Sunday, October 25, 2015

the bet that my dad doesnt regret.

I was losing faith in myself going thru my calculus classes. I was taking the same class over and over again which was suck. I felt like I was wasting my time and my dad’s money for paying for classes I was failing. However over those couple of years on taking calculus classes I was trying to get my dad into watching Doctor Who. He kept telling me no because he use to watch it as a kid and knew that if he started watching the new series he would have to catch up with all of it. Sometime in the fall of 2014 we were having a late night veg fest watching TV and talking and there were some Doctor Who eps that came on. I took this time to fill in some "before these eps" background story. We watched 4 eps in a row and had to stop watching them because the next few eps were out of order and broke the story arch. At this point we were still talking, and were talking about my fears of the Cal classes... So he made a bet "if you pass Cal 3, we'll watch all of new Doctor Who." Hands were shook. So I signed up for my Cal 3 class.

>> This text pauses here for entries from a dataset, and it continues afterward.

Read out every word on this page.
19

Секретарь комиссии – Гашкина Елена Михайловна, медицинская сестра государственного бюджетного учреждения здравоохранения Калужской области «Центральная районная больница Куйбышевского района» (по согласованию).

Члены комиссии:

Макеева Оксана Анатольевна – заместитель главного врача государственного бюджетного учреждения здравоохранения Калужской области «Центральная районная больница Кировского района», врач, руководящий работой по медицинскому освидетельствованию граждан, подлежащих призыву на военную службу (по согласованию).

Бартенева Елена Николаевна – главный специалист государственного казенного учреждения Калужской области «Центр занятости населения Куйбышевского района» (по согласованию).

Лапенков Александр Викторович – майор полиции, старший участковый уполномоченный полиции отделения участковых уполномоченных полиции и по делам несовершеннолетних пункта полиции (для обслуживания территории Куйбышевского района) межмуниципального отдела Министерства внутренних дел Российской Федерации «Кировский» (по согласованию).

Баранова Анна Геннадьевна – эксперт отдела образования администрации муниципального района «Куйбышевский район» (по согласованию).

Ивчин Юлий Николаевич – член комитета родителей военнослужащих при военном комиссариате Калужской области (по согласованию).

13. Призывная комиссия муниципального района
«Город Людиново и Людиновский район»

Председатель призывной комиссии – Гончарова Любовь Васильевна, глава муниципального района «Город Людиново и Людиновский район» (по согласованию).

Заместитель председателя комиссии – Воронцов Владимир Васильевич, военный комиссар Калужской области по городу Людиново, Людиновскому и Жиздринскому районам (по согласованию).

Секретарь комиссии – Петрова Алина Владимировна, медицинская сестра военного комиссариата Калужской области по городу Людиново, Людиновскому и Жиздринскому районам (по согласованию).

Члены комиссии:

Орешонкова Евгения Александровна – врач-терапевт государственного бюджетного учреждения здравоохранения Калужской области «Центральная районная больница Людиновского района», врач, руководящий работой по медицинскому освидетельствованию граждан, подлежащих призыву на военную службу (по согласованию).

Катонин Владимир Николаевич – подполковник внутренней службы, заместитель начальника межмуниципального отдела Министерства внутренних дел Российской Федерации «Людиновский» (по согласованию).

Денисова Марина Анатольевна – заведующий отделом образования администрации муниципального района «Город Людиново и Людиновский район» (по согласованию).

Months later I started my Cal 3 class, which was an online class, and continued to fear because the class was so difficult... mostly because it was online and I was working a time consuming job. So it was self-taught in I had the time. But I had to make the time even if it was at 10p.

Fast forward months later I passed all my tests, and I totally passed my final.
Then I got fired, and we started our Doctor Who marathon starting from the 2005 series. We finished the marathon of Doctor Who just in time to watch the start of the new season....However the new season started on Sept 20th, and Sept 19th my family went on a cruise for 10 days plus a few extra days in our departure city. When we got home we had 3 episodes to watch. The only thing that is lame about this is that we have to wait a week between each episode…. We can’t just binge watch them.

However next summer it sounds like we may be catching him up on the Walking Dead series.

Friday, October 23, 2015

February.

8 months. A person’s life can change drastically in 8 months. A person’s life can change over a single night. Fortunately I'm not that person. My journey thru life hasn't changed drastically, or overnight. It has changed though, and it has become increasingly more frustrating.
In February around the time of my last post I was probably stressing about my calculus 3 class, which I had every right to... I mean, come on, it was calculus 3.... 3!

Referring back to the last post my (ooo, now then) boss took over the contract as I stated and I took over billing and credentialing. And I was rocking it! I was doing so well..... Or so I thought. Well I was doing perfect, but that only lasted for 2 months. At the end of March she gave me BACK the contract but this time didn’t take anything away from me... So I had LESS hours, TWICE as much work and one day off a week. I was still expected to have everything done in the same amount of time. Then the end of April comes around and the boss has a mental breakdown and disappears for over a week. Doesn’t respond to emails, doesn’t respond to text messages, and doesn’t answer phone calls. So when the coworkers had problems that we couldn’t fix we didn’t even have a way to get them the answers the desperately needed. It was worse when the customers need questions answered and we couldn’t help them. When the boss finally comes back she gave me ANOTHER big project to get started on and still doesn’t take any other responsibilities off my hands. To her everything was a priority one, so since she couldn’t prioritize what I needed to do, I did it for her. Things I felt were less important got done if I got around to them. Then after all that, I GET THIS:



Uber super suck. I got this letter two weeks I finished my final for my Cal 3 class. One of the reasons she verbally told me she was firing me "laying me off" was because they just couldn’t afford to be working around my school schedule..... Which they knew when they hired me. I even took OFF a semester of school to give them more time during a transition period. AND I turned in false time cards showing I worked fewer hours than I did. I was too loyal. But funny thing, I totally called it and stuck around like a retard and waited for it to blow up. I, no joke, legit came home one day in march and said to my dad big changes were coming to the company and informed him that I for sure had the job until May and then who knew.... well had the job until may then fired "laid off." At that point I was mad and asked her to pay me for all the things I bought for the office. She said to give her the receipts. It took me a few days but when I got her copies of the receipts, sent via email, she said "who authorized you to make these purchases, who said they would refund you" so I went back and collected my office supplies.

I feel like I don’t give a shit about her financial problems, and that she owes me. But nothing that I can do about it, but she is on the list of people I never want to talk to again. Even though I did offer to help out with billing if she needed it, but now she is promptly blocked from contacting me... so suck it.
After I got fired, call it what it is, 4 of coworker contacted me to start credentialing applications for their private practices. So there are at least 4 of them that are leaving in the next year, and one that started looking for a new job the day I got fired (and found one).

Help me thru the things I cannot change, help me forgive those that don’t deserve, help me get over the anger.